Solan: I actually think having a broad scope in terms of asset class coverage is helpful as an allocator. So much of this business is relationship-based–many of the best funds, especially these days, are mostly closed to new investors and selectively let in new LPs when conditions warrant. Having relationships and prior contacts with these hard-to-access firms is an important skill set in allocating capital and thus the broader your mandate, the more of these relationships you’re likely to have.
CIO: What asset class or investment troubles you most right now—and why?
Solan: Value equities. Yes, I know the valuations of value stocks are at historical lows relative to growth stocks. However, I believe that the recent trends which have led to growth stocks outperforming will continue to accelerate and not mean-revert. A big part of this is demographics–young people entering the workplace surely prefer to work for companies like Google, Netflix, and Apple over companies like Exxon, JPMorgan, and Comcast. Likewise, this younger generation is much more likely to open up an online bank account on their phone (which, by the way, yields a much higher interest rate) than walk into a retail bank branch. Demographics aside, who doesn’t prefer the convenience of ordering goods online and having them shipped to your door versus going to a store? There are countless anecdotes in this vein and I just can’t envision a scenario in which any of these trends reverse.

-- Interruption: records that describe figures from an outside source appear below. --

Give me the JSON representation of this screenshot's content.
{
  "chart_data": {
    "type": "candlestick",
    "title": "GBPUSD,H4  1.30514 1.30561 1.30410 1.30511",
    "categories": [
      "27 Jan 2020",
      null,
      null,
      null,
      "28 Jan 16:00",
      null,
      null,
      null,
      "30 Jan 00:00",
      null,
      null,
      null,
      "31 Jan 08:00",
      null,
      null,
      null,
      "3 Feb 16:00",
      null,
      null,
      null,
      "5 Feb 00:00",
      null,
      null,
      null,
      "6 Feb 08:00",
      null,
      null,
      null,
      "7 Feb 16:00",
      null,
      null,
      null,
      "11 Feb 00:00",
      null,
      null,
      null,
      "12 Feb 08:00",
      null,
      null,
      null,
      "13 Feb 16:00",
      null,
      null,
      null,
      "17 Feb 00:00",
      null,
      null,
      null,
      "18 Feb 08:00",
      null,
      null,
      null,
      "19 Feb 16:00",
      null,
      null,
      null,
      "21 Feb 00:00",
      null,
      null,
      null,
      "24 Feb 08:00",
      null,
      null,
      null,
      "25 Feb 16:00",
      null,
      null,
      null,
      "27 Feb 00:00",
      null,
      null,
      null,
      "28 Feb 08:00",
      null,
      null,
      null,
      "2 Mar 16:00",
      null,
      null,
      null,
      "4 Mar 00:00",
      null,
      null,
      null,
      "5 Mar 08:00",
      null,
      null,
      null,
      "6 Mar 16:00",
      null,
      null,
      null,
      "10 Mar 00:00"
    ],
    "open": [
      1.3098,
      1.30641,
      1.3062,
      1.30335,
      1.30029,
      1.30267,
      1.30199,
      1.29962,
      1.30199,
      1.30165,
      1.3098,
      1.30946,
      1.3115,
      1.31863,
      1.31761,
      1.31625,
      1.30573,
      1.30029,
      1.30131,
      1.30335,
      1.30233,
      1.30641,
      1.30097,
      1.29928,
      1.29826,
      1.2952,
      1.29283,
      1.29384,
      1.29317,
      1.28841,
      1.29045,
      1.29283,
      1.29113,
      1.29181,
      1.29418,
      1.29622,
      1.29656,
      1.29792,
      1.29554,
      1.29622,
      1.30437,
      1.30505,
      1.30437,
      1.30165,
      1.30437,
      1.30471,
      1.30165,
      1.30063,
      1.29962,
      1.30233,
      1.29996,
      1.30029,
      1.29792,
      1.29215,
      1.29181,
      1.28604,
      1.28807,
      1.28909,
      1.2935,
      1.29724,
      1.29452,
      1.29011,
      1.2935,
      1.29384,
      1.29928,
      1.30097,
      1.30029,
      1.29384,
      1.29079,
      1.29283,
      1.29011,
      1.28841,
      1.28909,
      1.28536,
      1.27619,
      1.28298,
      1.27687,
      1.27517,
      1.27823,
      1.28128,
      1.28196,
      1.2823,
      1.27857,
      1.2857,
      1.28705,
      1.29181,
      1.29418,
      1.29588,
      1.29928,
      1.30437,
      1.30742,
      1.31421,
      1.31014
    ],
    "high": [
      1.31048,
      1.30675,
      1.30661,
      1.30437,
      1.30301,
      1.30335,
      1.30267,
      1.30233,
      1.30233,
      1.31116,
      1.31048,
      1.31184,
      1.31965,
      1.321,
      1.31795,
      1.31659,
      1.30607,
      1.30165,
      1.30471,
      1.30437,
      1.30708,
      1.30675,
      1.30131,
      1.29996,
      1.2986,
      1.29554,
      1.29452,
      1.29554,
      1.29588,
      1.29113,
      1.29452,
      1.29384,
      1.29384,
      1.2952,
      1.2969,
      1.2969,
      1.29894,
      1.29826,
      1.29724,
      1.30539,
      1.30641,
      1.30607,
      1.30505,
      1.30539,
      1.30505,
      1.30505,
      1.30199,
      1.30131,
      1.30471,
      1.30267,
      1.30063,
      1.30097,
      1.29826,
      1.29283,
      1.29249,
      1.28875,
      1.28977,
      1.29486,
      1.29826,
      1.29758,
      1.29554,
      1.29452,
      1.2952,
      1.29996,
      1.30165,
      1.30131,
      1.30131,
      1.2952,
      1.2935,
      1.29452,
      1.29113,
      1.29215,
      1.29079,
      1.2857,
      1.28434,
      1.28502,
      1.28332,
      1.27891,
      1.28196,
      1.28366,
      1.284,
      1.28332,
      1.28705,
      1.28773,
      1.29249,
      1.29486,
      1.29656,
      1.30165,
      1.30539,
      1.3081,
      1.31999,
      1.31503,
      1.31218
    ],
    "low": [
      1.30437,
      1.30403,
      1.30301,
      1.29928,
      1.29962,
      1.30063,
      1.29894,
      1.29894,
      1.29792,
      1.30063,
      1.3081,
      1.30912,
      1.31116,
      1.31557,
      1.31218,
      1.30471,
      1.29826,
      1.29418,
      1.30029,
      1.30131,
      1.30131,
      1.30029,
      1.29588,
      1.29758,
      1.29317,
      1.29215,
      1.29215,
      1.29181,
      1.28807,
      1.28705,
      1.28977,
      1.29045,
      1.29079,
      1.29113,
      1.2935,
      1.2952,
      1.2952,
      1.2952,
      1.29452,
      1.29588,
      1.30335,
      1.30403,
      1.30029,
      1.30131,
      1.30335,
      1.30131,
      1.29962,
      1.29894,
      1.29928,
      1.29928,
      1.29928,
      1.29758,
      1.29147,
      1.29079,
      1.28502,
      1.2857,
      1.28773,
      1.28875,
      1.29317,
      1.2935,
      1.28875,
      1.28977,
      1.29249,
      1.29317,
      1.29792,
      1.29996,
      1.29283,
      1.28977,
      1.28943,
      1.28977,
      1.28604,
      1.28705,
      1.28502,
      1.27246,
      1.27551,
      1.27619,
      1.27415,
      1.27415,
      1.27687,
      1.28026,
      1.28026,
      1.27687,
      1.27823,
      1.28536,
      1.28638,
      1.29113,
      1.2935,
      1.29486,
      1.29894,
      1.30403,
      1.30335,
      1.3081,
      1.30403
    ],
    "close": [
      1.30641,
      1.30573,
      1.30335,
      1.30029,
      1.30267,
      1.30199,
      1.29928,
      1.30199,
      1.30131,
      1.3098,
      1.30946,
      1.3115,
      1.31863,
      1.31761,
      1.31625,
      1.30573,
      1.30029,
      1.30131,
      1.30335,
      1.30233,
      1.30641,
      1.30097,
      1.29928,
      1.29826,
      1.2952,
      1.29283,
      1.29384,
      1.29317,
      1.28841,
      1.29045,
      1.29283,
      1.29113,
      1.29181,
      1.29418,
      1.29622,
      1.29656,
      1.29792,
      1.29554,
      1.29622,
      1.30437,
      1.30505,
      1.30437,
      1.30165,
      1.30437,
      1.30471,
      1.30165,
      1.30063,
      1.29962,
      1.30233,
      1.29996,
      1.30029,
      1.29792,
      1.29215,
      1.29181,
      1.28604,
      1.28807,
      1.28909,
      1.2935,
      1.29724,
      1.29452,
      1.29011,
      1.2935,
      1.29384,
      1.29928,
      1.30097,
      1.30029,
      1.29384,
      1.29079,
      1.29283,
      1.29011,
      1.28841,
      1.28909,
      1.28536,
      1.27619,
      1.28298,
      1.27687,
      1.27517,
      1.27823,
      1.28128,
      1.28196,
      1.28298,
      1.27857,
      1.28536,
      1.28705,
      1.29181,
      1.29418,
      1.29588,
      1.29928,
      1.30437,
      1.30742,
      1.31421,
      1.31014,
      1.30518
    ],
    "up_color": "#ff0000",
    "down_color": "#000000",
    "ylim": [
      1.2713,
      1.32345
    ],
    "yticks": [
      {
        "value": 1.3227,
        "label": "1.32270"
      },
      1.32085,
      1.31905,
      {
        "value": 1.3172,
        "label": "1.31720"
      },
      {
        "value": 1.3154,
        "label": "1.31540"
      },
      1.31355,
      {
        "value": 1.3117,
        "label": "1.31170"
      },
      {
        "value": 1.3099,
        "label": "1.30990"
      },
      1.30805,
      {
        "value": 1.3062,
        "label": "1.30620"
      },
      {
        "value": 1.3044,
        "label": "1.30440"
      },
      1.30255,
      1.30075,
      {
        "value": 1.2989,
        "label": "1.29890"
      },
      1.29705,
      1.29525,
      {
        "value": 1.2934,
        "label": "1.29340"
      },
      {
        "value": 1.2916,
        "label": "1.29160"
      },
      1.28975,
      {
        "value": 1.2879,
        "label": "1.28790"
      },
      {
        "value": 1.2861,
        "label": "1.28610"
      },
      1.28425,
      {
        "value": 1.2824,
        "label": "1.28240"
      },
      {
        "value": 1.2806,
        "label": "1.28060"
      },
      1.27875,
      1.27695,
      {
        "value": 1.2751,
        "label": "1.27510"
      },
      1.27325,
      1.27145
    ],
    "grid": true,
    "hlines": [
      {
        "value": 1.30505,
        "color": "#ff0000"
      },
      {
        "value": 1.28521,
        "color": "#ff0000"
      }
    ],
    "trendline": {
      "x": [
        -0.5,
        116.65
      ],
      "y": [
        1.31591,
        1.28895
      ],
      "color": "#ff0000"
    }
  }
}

CIO: What investing decision have you made that you’re most proud of?
Solan: Investing in private credit, specifically peer-to-peer lending, back in 2012. Some of these dynamics still exist today, but back then, individuals with savings were earning close to 0% on their cash, yet individuals who needed to borrow were paying double-digit interest rates on their credit card balances. It made a lot of sense to create a marketplace whereby the individuals with savings who wanted to take on some risk could earn a higher yield by lending some of their savings to people who needed an unsecured loan at a more reasonable cost. The risk-adjusted returns of the peer-to-peer lending asset class were very strong in the early and mid-2010s.
CIO: Who is the manager you don’t currently work with whose brain you’d most like to pick for an hour?
Solan: Steve Cohen. Obviously the investment-related conversation would be stimulating, but it would also be fascinating to hear about what it’s like to own a baseball team and an incredible art collection.